Vers un changement de régime en Iran?
Les manifestations qui s'étendent en Iran après la mort d'une jeune femme aux mains de la police des mœurs sont "peut-être le début d'un grand changement", estime le directeur de l'ONG Iran Human Rights (IHR), Mahmood Amiry Moghaddam.

Âgée de 22 ans, Mahsa Amini est morte le 16 septembre, trois jours après avoir été arrêtée pour "port de vêtements inappropriés" à Téhéran par la police des mœurs, une unité chargée de faire respecter le code vestimentaire strict de la République islamique d'Iran pour les femmes.

Sa mort a été suivie par des manifestations qui se propagent dans plusieurs villes de la République islamique malgré la répression policière qui a fait au moins huit morts --peut-être dix, selon IHR-- jusqu'à présent.

Les Kurdes du Liban protestent après le décès de Mahsa Amini en Iran (AFP)

 
Q. A quoi assiste-t-on aujourd'hui en Iran?
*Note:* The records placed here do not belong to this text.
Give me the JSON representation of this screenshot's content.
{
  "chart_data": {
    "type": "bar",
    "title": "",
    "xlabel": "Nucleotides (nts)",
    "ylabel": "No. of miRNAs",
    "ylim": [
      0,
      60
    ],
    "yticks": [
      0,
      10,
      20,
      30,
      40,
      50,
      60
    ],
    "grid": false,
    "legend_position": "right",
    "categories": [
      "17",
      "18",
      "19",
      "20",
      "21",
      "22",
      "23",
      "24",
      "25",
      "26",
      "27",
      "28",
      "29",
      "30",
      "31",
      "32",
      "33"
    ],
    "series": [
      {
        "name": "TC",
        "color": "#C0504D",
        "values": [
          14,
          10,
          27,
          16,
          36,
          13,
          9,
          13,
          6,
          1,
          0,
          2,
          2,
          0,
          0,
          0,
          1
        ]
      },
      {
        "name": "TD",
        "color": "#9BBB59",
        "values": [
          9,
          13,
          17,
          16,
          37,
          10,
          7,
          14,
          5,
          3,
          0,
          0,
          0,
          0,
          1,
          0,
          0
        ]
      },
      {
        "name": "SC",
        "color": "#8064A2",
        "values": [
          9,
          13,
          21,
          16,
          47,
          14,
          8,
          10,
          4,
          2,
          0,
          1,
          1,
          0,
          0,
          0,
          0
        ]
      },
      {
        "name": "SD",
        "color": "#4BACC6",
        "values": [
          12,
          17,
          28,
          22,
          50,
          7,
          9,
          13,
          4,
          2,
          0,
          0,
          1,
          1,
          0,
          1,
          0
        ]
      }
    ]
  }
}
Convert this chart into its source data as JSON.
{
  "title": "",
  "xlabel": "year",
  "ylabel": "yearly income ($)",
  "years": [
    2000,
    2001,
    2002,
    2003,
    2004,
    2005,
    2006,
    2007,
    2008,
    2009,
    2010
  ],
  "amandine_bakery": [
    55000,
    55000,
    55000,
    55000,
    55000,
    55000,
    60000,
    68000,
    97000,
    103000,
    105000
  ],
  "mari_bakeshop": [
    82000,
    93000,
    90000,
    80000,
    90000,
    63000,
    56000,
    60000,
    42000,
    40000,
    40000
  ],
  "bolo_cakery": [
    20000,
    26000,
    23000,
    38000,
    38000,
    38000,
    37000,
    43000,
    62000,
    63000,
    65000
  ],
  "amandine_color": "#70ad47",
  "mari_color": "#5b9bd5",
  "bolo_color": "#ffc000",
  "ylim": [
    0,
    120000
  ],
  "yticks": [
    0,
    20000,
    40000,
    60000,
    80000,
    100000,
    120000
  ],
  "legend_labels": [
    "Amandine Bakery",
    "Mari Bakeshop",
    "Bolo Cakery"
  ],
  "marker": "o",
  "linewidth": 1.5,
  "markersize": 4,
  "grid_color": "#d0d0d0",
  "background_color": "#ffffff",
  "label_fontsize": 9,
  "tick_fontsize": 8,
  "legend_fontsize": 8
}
Est-ce le début d'une révolution?

R. "Ce que nous voyons, ce sont des manifestations nationales après le meurtre de Mahsa Amini par la police des mœurs. Cela a rendu les gens très en colère (...) Nous suivons la situation des droits humains et les manifestations en Iran depuis quinze ans et je n'ai jamais vu des gens si en colère. Il semble qu'ils n'aient plus peur. Je pense que le meurtre de Mahsa a probablement été la dernière goutte qui a conduit à ce débordement. Cela est donc peut-être le début d'un grand changement (...)".

"Ce qui nous inquiète, c'est ce que vont faire les autorités (...) A moins que la communauté internationale n'apporte son soutien clair aux revendications du peuple iranien qui réclame une vie normale, je crains que de nombreuses personnes ne soient tuées".
Q. Que savez-vous des circonstances de la mort de Mahsa Amini?

R. "Ce que nous savons avec certitude, et ce que les autorités ont également admis, c'est que Mahsa a été arrêtée par la police des mœurs. Selon les informations fournies par la famille, elle était en parfaite santé quand ils l'ont arrêtée. Et quelques heures plus tard, elle a été transférée à l'hôpital dans le coma. Donc, quoi qu'il arrive, c'est une responsabilité des autorités iraniennes et de la police des mœurs".


"Le foulard doit être un choix"! A Téhéran, des femmes protestent (AFP)

 

"Les indices montrent qu'elle a été soumise à des violences très dures, et cela uniquement parce que les autorités disent qu'elle n'avait pas la tête couverte. Les autorités (...) veulent s'immiscer dans les aspects les plus privés des gens, quels vêtements ils portent, ce qu'ils mangent et ce qu'ils disent. Donc je pense que les Iraniens en ont marre (...)".

"Le hijab est devenu un symbole de la République islamique (...) Hier, nous avons vu beaucoup d'images de filles qui enlèvent leur hijab et le brûlent. Ce n'est pas parce qu'elles ont un problème avec un morceau de tissu, mais parce que cela symbolise la répression qu'elles subissent depuis 43 ans, et c'est de cela qu'elles veulent se débarrasser".
Q. Comment voyez-vous la situation se dénouer?

R. "Aucun dictateur ne peut se maintenir indéfiniment. Ils ne durent pas éternellement, l'Histoire l'a montré. La question n'est donc pas de savoir si, mais quand et comment (ce régime prendra fin). En ce moment où tant de gens descendent dans la rue, ce qu'ils font malgré leur colère, c'est brûler leur propre foulard et crier 'à bas le dictateur' en utilisant des moyens pacifiques (...)".

"Je pense que la communauté internationale, l'Occident, devrait vraiment les soutenir. Nous ne savons pas ce qui se passera dans quelques mois ou un an. Si les autorités réussissent à réprimer violemment ces manifestants, je ne sais pas ce qu'ils feront la prochaine fois qu'ils sortiront de chez. Je pense donc que ce n'est pas seulement la bonne chose à faire, mais aussi la plus sage: pousser pour plus de changements de fond, afficher son soutien du peuple iranien et promouvoir une transition pacifique".